Том 4. Повести и рассказы | страница 53
Отчего… Я не могу не подчиняться, но меня светлый колдун не обманет. О, я знаю: весеннее солнце коснулось крови, воздух чистого простора влился в легкие, в коре мозговых полушарий расширились артерии, к ней прихлынуло много горячей крови, много кислорода, – и вот все безысходные вопросы стали смешно легкими и нестрашными. Хороша жизнь, хорош я, дороги и милы братья-люди.
Ну, вот оно и решение! Как просто, – словно настоящее!
Потянуло в город, где суетятся братья-люди.
И я ходил по сверкающим улицам с поющими ручьями, залитым золотом солнцем. Что это? Откуда эти новые, совсем другие люди? Я ли другой? Они ли другие? Откуда столько милых, красивых женщин? Ласково смотрели блестящие глаза, золотились нежные завитки волос над мягкими изгибами шей. Шли гимназистки и гимназисты, светясь молодостью. И она – Катра. Вот вышла из магазина, щурится от солнца и рукою в светлой перчатке придерживает юбку… Царевна! Рабыня солнца! Теперь твой праздник!
Мускулистые плотники с золотыми бородами тесали блестящие бревна. Старик нищий, щурясь от солнца, сидел на сухой приступочке запертого лабаза, кротко улыбался и говорил с извозчиками.
– Табачку понюхал, да и пошел в казенку… Бабка подсмотрит: «Ишь, старый черт, опять в кабак? Пойдем домой!..» Ну, ладно, пойдем!.. Ха-ха-ха!
– А жива у тебя бабка-то? – лениво спросил извозчик.
Старик радостно ответил:
– Жива, жива, милый!.. Жива, слава тебе господи!

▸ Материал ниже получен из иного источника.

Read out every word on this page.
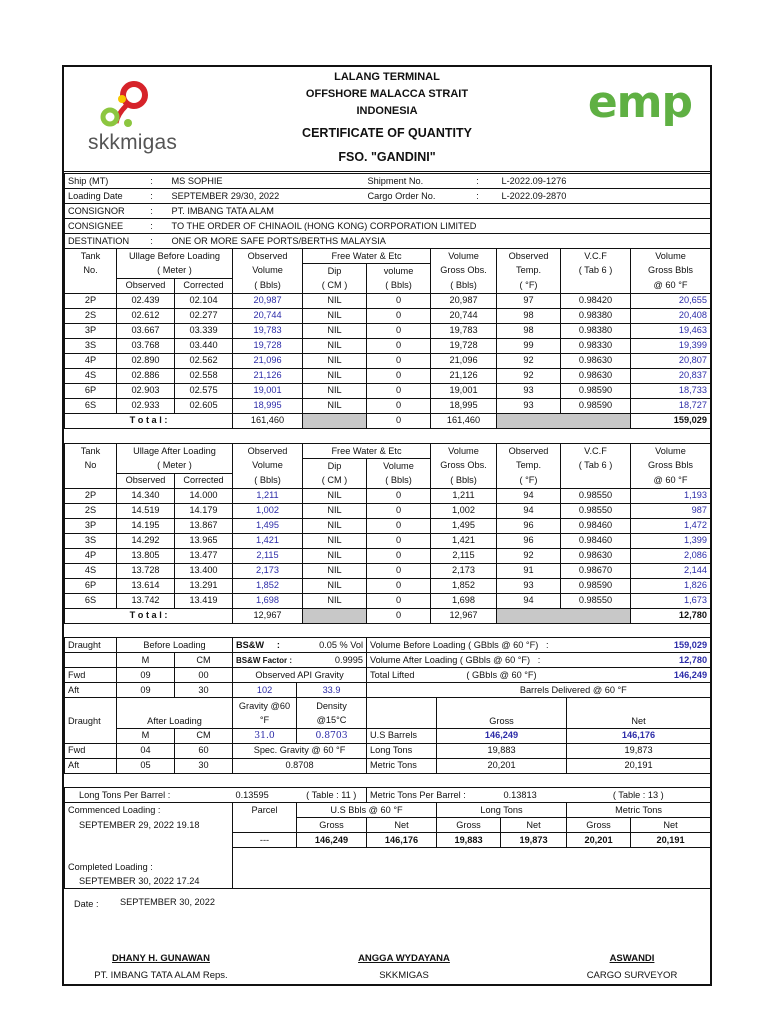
skkmigas
LALANG TERMINAL
OFFSHORE MALACCA STRAIT
INDONESIA
CERTIFICATE OF QUANTITY
FSO. "GANDINI"
emp
Ship (MT)	:	MS SOPHIE	Shipment No.	:	L-2022.09-1276
Loading Date	:	SEPTEMBER 29/30, 2022	Cargo Order No.	:	L-2022.09-2870
CONSIGNOR	:	PT. IMBANG TATA ALAM			
CONSIGNEE	:	TO THE ORDER OF CHINAOIL (HONG KONG) CORPORATION LIMITED			
DESTINATION	:	ONE OR MORE SAFE PORTS/BERTHS MALAYSIA			
Tank	Ullage Before Loading		Observed	Free Water & Etc		Volume	Observed	V.C.F	Volume
No.	( Meter )		Volume	Dip	volume	Gross Obs.	Temp.	( Tab 6 )	Gross Bbls
	Observed	Corrected	( Bbls)	( CM )	( Bbls)	( Bbls)	( °F)		@ 60 °F
2P	02.439	02.104	20,987	NIL	0	20,987	97	0.98420	20,655
2S	02.612	02.277	20,744	NIL	0	20,744	98	0.98380	20,408
3P	03.667	03.339	19,783	NIL	0	19,783	98	0.98380	19,463
3S	03.768	03.440	19,728	NIL	0	19,728	99	0.98330	19,399
4P	02.890	02.562	21,096	NIL	0	21,096	92	0.98630	20,807
4S	02.886	02.558	21,126	NIL	0	21,126	92	0.98630	20,837
6P	02.903	02.575	19,001	NIL	0	19,001	93	0.98590	18,733
6S	02.933	02.605	18,995	NIL	0	18,995	93	0.98590	18,727
T o t a l :			161,460		0	161,460			159,029
Tank	Ullage After Loading		Observed	Free Water & Etc		Volume	Observed	V.C.F	Volume
No	( Meter )		Volume	Dip	Volume	Gross Obs.	Temp.	( Tab 6 )	Gross Bbls
	Observed	Corrected	( Bbls)	( CM )	( Bbls)	( Bbls)	( °F)		@ 60 °F
2P	14.340	14.000	1,211	NIL	0	1,211	94	0.98550	1,193
2S	14.519	14.179	1,002	NIL	0	1,002	94	0.98550	987
3P	14.195	13.867	1,495	NIL	0	1,495	96	0.98460	1,472
3S	14.292	13.965	1,421	NIL	0	1,421	96	0.98460	1,399
4P	13.805	13.477	2,115	NIL	0	2,115	92	0.98630	2,086
4S	13.728	13.400	2,173	NIL	0	2,173	91	0.98670	2,144
6P	13.614	13.291	1,852	NIL	0	1,852	93	0.98590	1,826
6S	13.742	13.419	1,698	NIL	0	1,698	94	0.98550	1,673
T o t a l :			12,967		0	12,967			12,780
Draught	Before Loading		BS&W :	0.05 % Vol	Volume Before Loading ( GBbls @ 60 °F) :			159,029
	M	CM	BS&W Factor :	0.9995	Volume After Loading ( GBbls @ 60 °F) :			12,780
Fwd	09	00	Observed API Gravity		Total Lifted	( GBbls @ 60 °F)		146,249
Aft	09	30	102	33.9		Barrels Delivered @ 60 °F		
Draught	After Loading		Gravity @60 °F	Density @15°C		Gross	Net	
	M	CM	31.0	0.8703	U.S Barrels	146,249	146,176	
Fwd	04	60	Spec. Gravity @ 60 °F		Long Tons	19,883	19,873	
Aft	05	30	0.8708		Metric Tons	20,201	20,191	
Long Tons Per Barrel :	0.13595	( Table : 11 )	Metric Tons Per Barrel :		0.13813	( Table : 13 )	
Commenced Loading :	Parcel	U.S Bbls @ 60 °F		Long Tons		Metric Tons	
SEPTEMBER 29, 2022 19.18		Gross	Net	Gross	Net	Gross	Net
	---	146,249	146,176	19,883	19,873	20,201	20,191

Completed Loading :							
SEPTEMBER 30, 2022 17.24							
Date : SEPTEMBER 30, 2022
DHANY H. GUNAWAN
PT. IMBANG TATA ALAM Reps.
ANGGA WYDAYANA
SKKMIGAS
ASWANDI
CARGO SURVEYOR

Он снял облезлую шапку и стал креститься. И голова его была благообразная, строгая.
Звенели детские голоса. Спешили люди, смеялись, разговаривали, напевали. Никто не обманывал себя жизнью, все жили. И ликовали пропитанные светом прекрасные тела в ликующем, золотисто-лазурном воздухе.
Через два дня.
В Кремле звонили ко всенощной. Туманная муть стояла в воздухе. Ручейки вяло, будто засыпая, ползли среди грязного льда. И проходили мимо темные, сумрачные люди. Мне не хотелось возвращаться домой к своей тоске, но и здесь она была повсюду. Тупо шевелились в голове обрывки мыслей, грудь болела от табаку и все-таки я курил непрерывно; и казалось, легкие насквозь пропитываются той противною коричневою жижею, какая остается от табаку в сильно прокуренных мундштуках.
Из-под ворот текли на улицу зловонные ручьи. Все накопившиеся за зиму запахи оттаяли и мутным туманом стояли в воздухе. В гнилых испарениях улицы, около белой, облупившейся стены женского монастыря, сидел в грязи лохматый нищий и смотрел исподлобья. Черная монашенка смиренно кланялась.